The Sierra Club and allies brought us great entertainment on the nightly news by getting many states, most notably California, to ban controlled burns, giving us the spectacle of uncontrolled forest fires that consumed entire forests and roasted cute animals.
Now they have brought us another triumph: the banning of the Keystone pipeline. Canada can now build a pipeline to the Pacific Coast, put the oil on spill-vulnerable, diesel-burning oil tankers and send it a quarter of the way around the Earth to environmentally conscious China.
Gotta hand it to those folks at the Sierra Club, Environmental Working Group, Greenpeace, etc. They're consistent.
John Cooley
Zephyrhills
Democrats out of touch
How can we be so stupid to turn down the Keystone XL pipeline? We already have numerous pipelines. This one would be only 1,700 miles long. It would create jobs and improve the security of our country by making us less dependent on the Middle East and Venezuela.
This just shows how out of touch the Democrats are with the people of this country.
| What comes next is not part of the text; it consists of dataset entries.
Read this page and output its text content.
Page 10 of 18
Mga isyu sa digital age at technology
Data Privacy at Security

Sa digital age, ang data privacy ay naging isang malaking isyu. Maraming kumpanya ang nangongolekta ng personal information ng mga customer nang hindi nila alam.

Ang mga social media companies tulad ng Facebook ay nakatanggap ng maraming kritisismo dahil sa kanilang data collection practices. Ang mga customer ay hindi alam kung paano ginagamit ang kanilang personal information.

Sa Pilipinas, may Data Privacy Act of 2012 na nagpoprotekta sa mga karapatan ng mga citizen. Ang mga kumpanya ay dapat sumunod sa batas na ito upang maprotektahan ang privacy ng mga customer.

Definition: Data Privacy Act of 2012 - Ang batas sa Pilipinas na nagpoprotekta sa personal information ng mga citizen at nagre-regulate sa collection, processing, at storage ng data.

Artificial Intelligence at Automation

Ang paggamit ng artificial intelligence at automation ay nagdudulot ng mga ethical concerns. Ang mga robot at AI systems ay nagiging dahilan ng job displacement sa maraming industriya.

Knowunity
It demonstrates their arrogance again by showing they do not care about what the majority wants.
Ruth Mahoney
Riverview
No perfect candidate
As the Republicans stagger toward the finish line of selecting a candidate for president, there is more press about Mitt Romney's all-but-assured victory.
As other states wait to vote in their primaries, there are things voters should bear in mind.
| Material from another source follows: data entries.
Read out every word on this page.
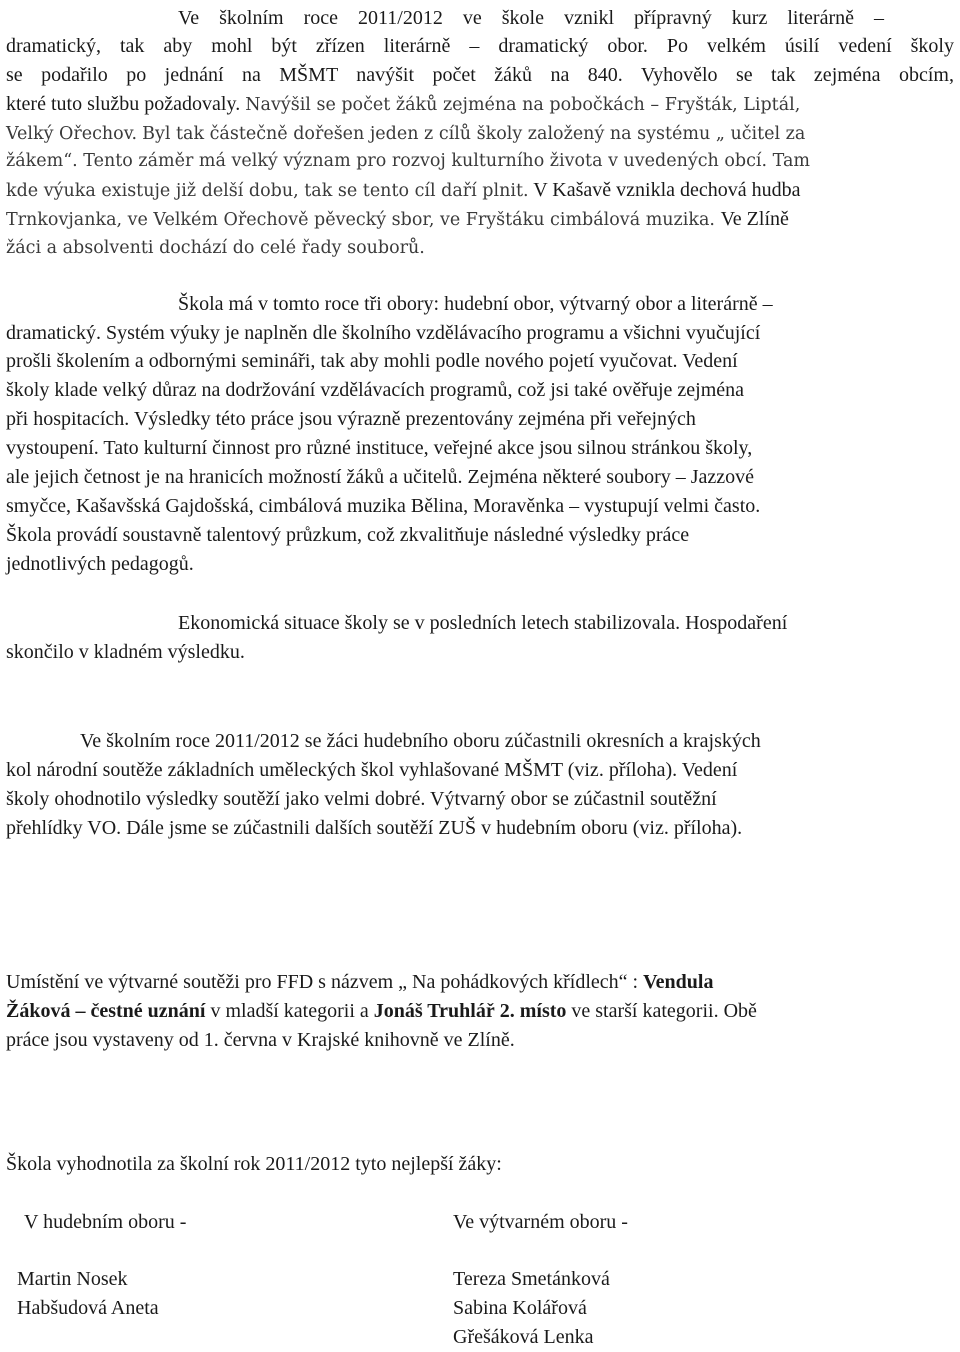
Ve školním roce 2011/2012 ve škole vznikl přípravný kurz literárně –
dramatický, tak aby mohl být zřízen literárně – dramatický obor. Po velkém úsilí vedení školy
se podařilo po jednání na MŠMT navýšit počet žáků na 840. Vyhovělo se tak zejména obcím,
které tuto službu požadovaly. Navýšil se počet žáků zejména na pobočkách – Fryšták, Liptál,
Velký Ořechov. Byl tak částečně dořešen jeden z cílů školy založený na systému „ učitel za
žákem“. Tento záměr má velký význam pro rozvoj kulturního života v uvedených obcí. Tam
kde výuka existuje již delší dobu, tak se tento cíl daří plnit. V Kašavě vznikla dechová hudba
Trnkovjanka, ve Velkém Ořechově pěvecký sbor, ve Fryštáku cimbálová muzika. Ve Zlíně
žáci a absolventi dochází do celé řady souborů.
Škola má v tomto roce tři obory: hudební obor, výtvarný obor a literárně –
dramatický. Systém výuky je naplněn dle školního vzdělávacího programu a všichni vyučující
prošli školením a odbornými semináři, tak aby mohli podle nového pojetí vyučovat. Vedení
školy klade velký důraz na dodržování vzdělávacích programů, což jsi také ověřuje zejména
při hospitacích. Výsledky této práce jsou výrazně prezentovány zejména při veřejných
vystoupení. Tato kulturní činnost pro různé instituce, veřejné akce jsou silnou stránkou školy,
ale jejich četnost je na hranicích možností žáků a učitelů. Zejména některé soubory – Jazzové
smyčce, Kašavšská Gajdošská, cimbálová muzika Bělina, Moravěnka – vystupují velmi často.
Škola provádí soustavně talentový průzkum, což zkvalitňuje následné výsledky práce
jednotlivých pedagogů.
Ekonomická situace školy se v posledních letech stabilizovala. Hospodaření
skončilo v kladném výsledku.
Ve školním roce 2011/2012 se žáci hudebního oboru zúčastnili okresních a krajských
kol národní soutěže základních uměleckých škol vyhlašované MŠMT (viz. příloha). Vedení
školy ohodnotilo výsledky soutěží jako velmi dobré. Výtvarný obor se zúčastnil soutěžní
přehlídky VO. Dále jsme se zúčastnili dalších soutěží ZUŠ v hudebním oboru (viz. příloha).
Umístění ve výtvarné soutěži pro FFD s názvem „ Na pohádkových křídlech“ : Vendula
Žáková – čestné uznání v mladší kategorii a Jonáš Truhlář 2. místo ve starší kategorii. Obě
práce jsou vystaveny od 1. června v Krajské knihovně ve Zlíně.
Škola vyhodnotila za školní rok 2011/2012 tyto nejlepší žáky:
V hudebním oboru -	Ve výtvarném oboru -
Martin Nosek
Habšudová Aneta
Tereza Smetánková
Sabina Kolářová
Gřešáková Lenka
First, they need to put to rest the myth of the perfect candidate. There never has been and never will be a candidate who will enjoy unanimous appeal or support.
It is the quest for such a mythical beast that is why a lukewarm candidate such as Romney is leading the pack against more hard-core conservatives.
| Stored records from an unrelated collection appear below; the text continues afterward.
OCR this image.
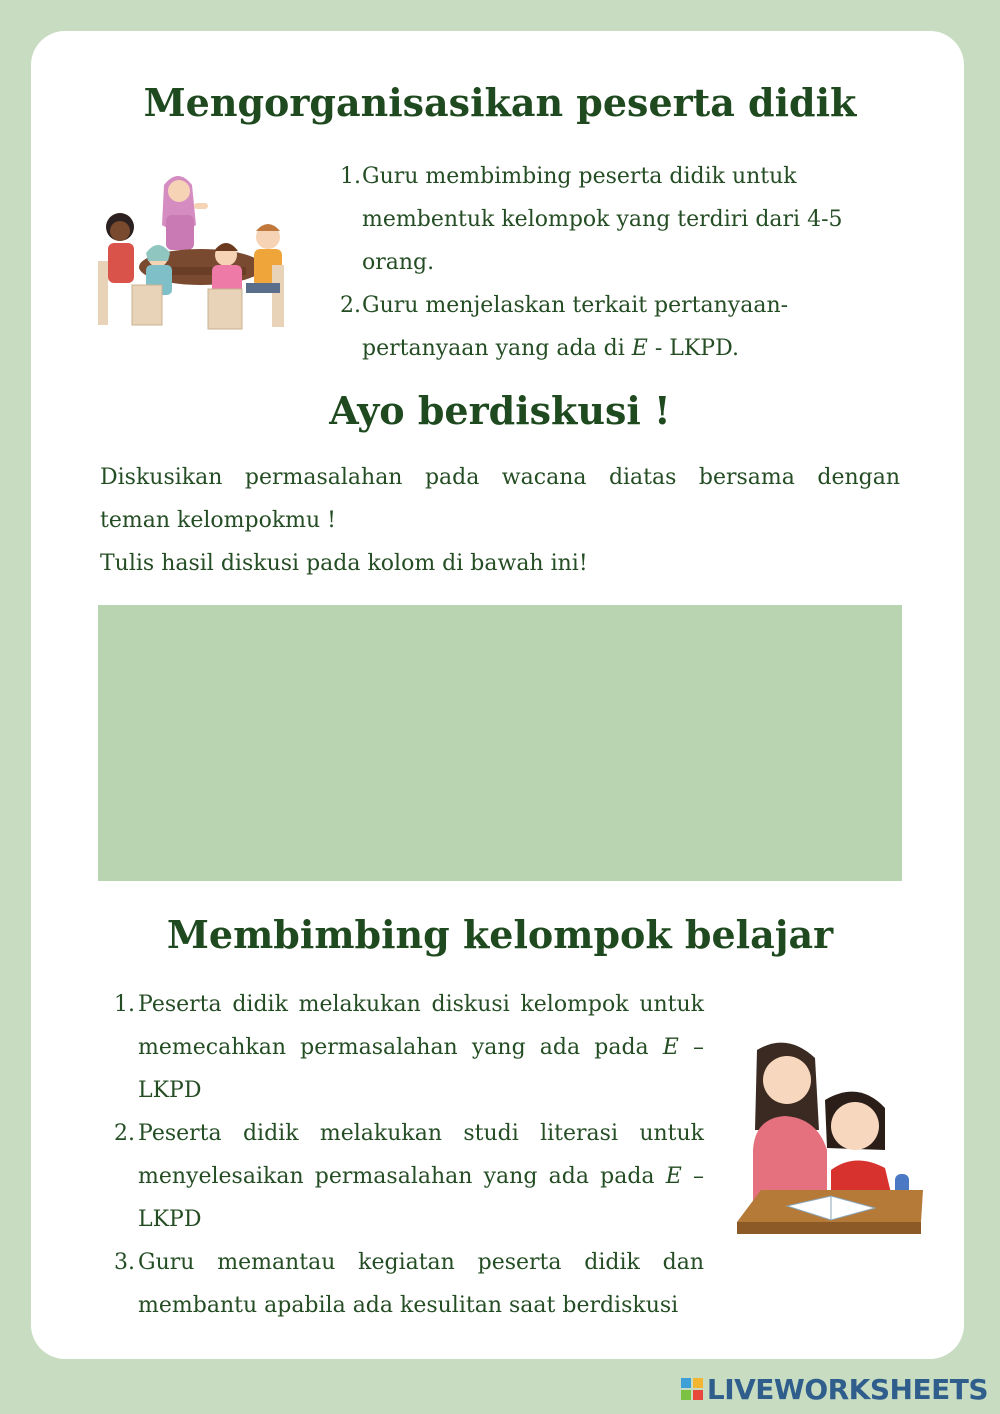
Mengorganisasikan peserta didik
1. Guru membimbing peserta didik untuk membentuk kelompok yang terdiri dari 4-5 orang.
2. Guru menjelaskan terkait pertanyaan-pertanyaan yang ada di E - LKPD.
Ayo berdiskusi !
Diskusikan permasalahan pada wacana diatas bersama dengan
teman kelompokmu !
Tulis hasil diskusi pada kolom di bawah ini!
Membimbing kelompok belajar
1. Peserta didik melakukan diskusi kelompok untuk memecahkan permasalahan yang ada pada E – LKPD
2. Peserta didik melakukan studi literasi untuk menyelesaikan permasalahan yang ada pada E – LKPD
3. Guru memantau kegiatan peserta didik dan membantu apabila ada kesulitan saat berdiskusi
LIVEWORKSHEETS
Put aside the personal baggage of those closest in the standings, and Romney does not look all that conservative. Remember that as governor of Massachusetts he hung taxpayers with a health care system that was the blueprint for what we call Obamacare. His system would be going broke if it were not for all the money the federal government pumps in it to prop it up. And yet Romney claims he is proud of it in one breath but wants to repeal Obamacare in the next.
Second, the Iowa and New Hampshire votes largely mean nothing. Iowa, with its homogeneous population, was largely ignored as a voting bloc until Jimmy Carter "won" there, and the press has been enamored ever since. Romney's big win in New Hampshire should be considered equally unimpressive. New Hampshire has an open primary; therefore anybody can vote.
Finally, when the liberal media (N.Y. Times, MSNBC, etc.) say that Romney is the GOP's best candidate to go against President Obama, do you really think they have conservatives' best interests at heart? Conservatives' best bet would be to examine the front-runners and pick the one who most reflects conservative principles, not someone who most reflects the opposition.